Their slogan is not "kill the police" or "strangle the last capitalist with the guts of the last priest"....it is "question authority."

Now I am (rather obviously) not an anarchist but I will go along with that one. Any authority worth its salt can stand questioning. And that is why the concept of role models is wrong. They do as much harm to the "messiah" as they do to the "disciples" (metaphor!)

Posted by derekmcmillan at 8:54 PM BST
Tuesday, 22 June 2004
Role model for our charges?
Now Playing: Aimee Mann: driving sideways
In school today we received the most pompous announcement I have ever seen. "Staff should maintain a reasonable standard of dress. Remember that we are role models for our young charges."

Some confusion between "role model" and "fashion plate" here I think.
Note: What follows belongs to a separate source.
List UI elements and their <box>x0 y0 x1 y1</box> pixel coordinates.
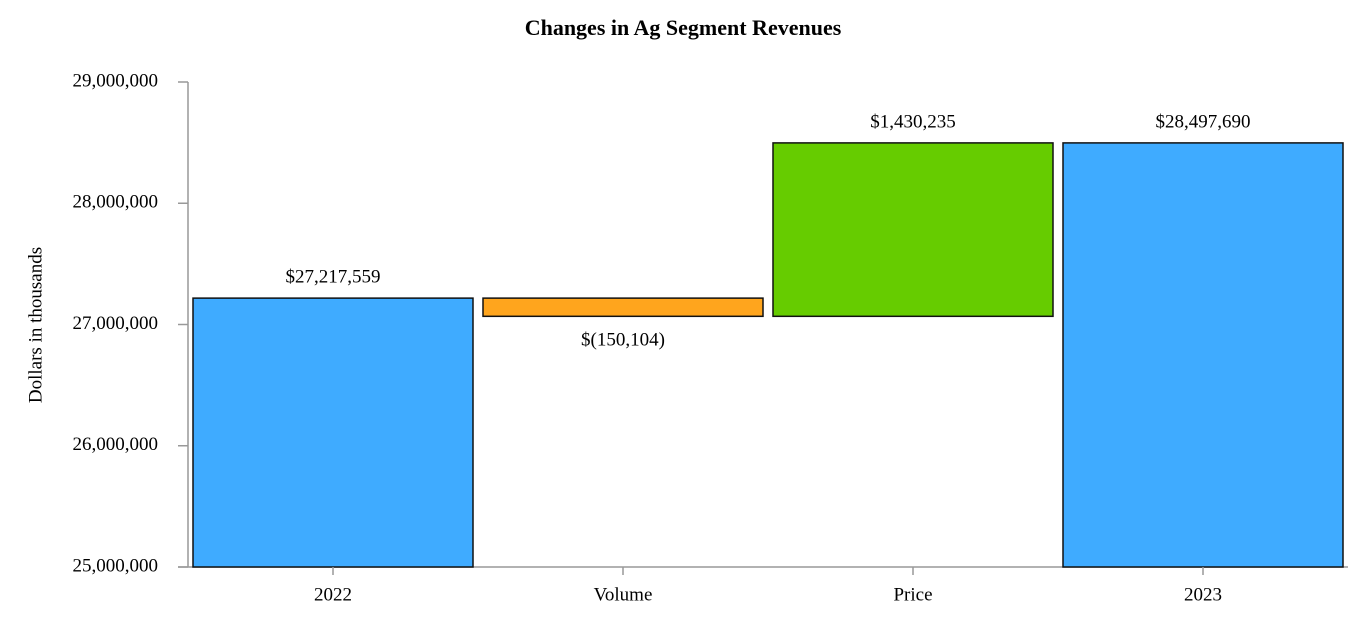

I imagine my pupils turning up with clothing like mine. I shudder.

This evening I received an email from a member at the other end of the county who has received the same pompous message so perhaps this originates with West Sussex or the government :)

This is absurd. In the first place no teacher in the school dresses in a remotely outrageous way (T shirts with unedited comments about colleagues for example!)

More importantly if my pupils learn nothing else from me they learn "no role models." There are several reasons for this but the main one is that they ought to be thinking for themselves.

Another reason is exemplified by one of my sons. He admired the unlikely triumvirate of Che Guevara, Bob Marley and American comedian Bill Hicks. These were all dead and could therefore not betray. Any living role model can betray. Don't have any. Think for yourself

To quote The Life of Brian
Brian: "You are all different."
Chorus: "Yes master we're all different"
lone voice: "I'm not!"


Posted by derekmcmillan at 9:34 AM BST
Sunday, 30 May 2004
Open Letter to Soames
My MP is Nicholas Soames. I thought it appropriate to write to him because he was severely critical of the Daily Mirror for its alleged torture photos...when there are clearly larger issues involved.....


Dear Mr Soames



It has been reported in the New York Times that prisoners have been tortured by the United States authorities and the report has been repeated by the world's media.


This is not a case of a dubious photograph in a newspaper; nor is it a case of the work of a few "rogue elements." The report makes it clear that this is the specific torture of terrorist suspects authorised at the highest level by the Justice Department and the CIA. The complaints have not come from left-wing extremists or Guardian readers but from the FBI.


Khalid Shaikh Mohammed, thought to have helped plan 9/11 terror attacks, was strapped down, forcibly pushed under water and made to believe he might drown; that and other techniques were authorized by set of secret rules for interrogation of high-level Qaeda prisoners that were endorsed by Justice Dept and CIA; rules first adopted by Bush administration after 9/11 for handling detainees and may have helped establish new understanding throughout government that officials would have greater freedom to deal harshly with detainees; methods used by CIA are so severe that senior officials of Federal Bureau of Investigation directed its agents to stay out of interviews for fear of being compromised in future criminal cases. (New York Times summary)


I have three questions for you.


1) Are you proud to be associated with this use of torture, a torture method copied directly from the Gestapo?

2) Do you consider that a confession extracted by these methods should be used to condemn a suspect?

3) If you do not support these methods, do you intend to speak out against them.


(I have also circulated this letter to the grinsteadstopwar group set up by my sons.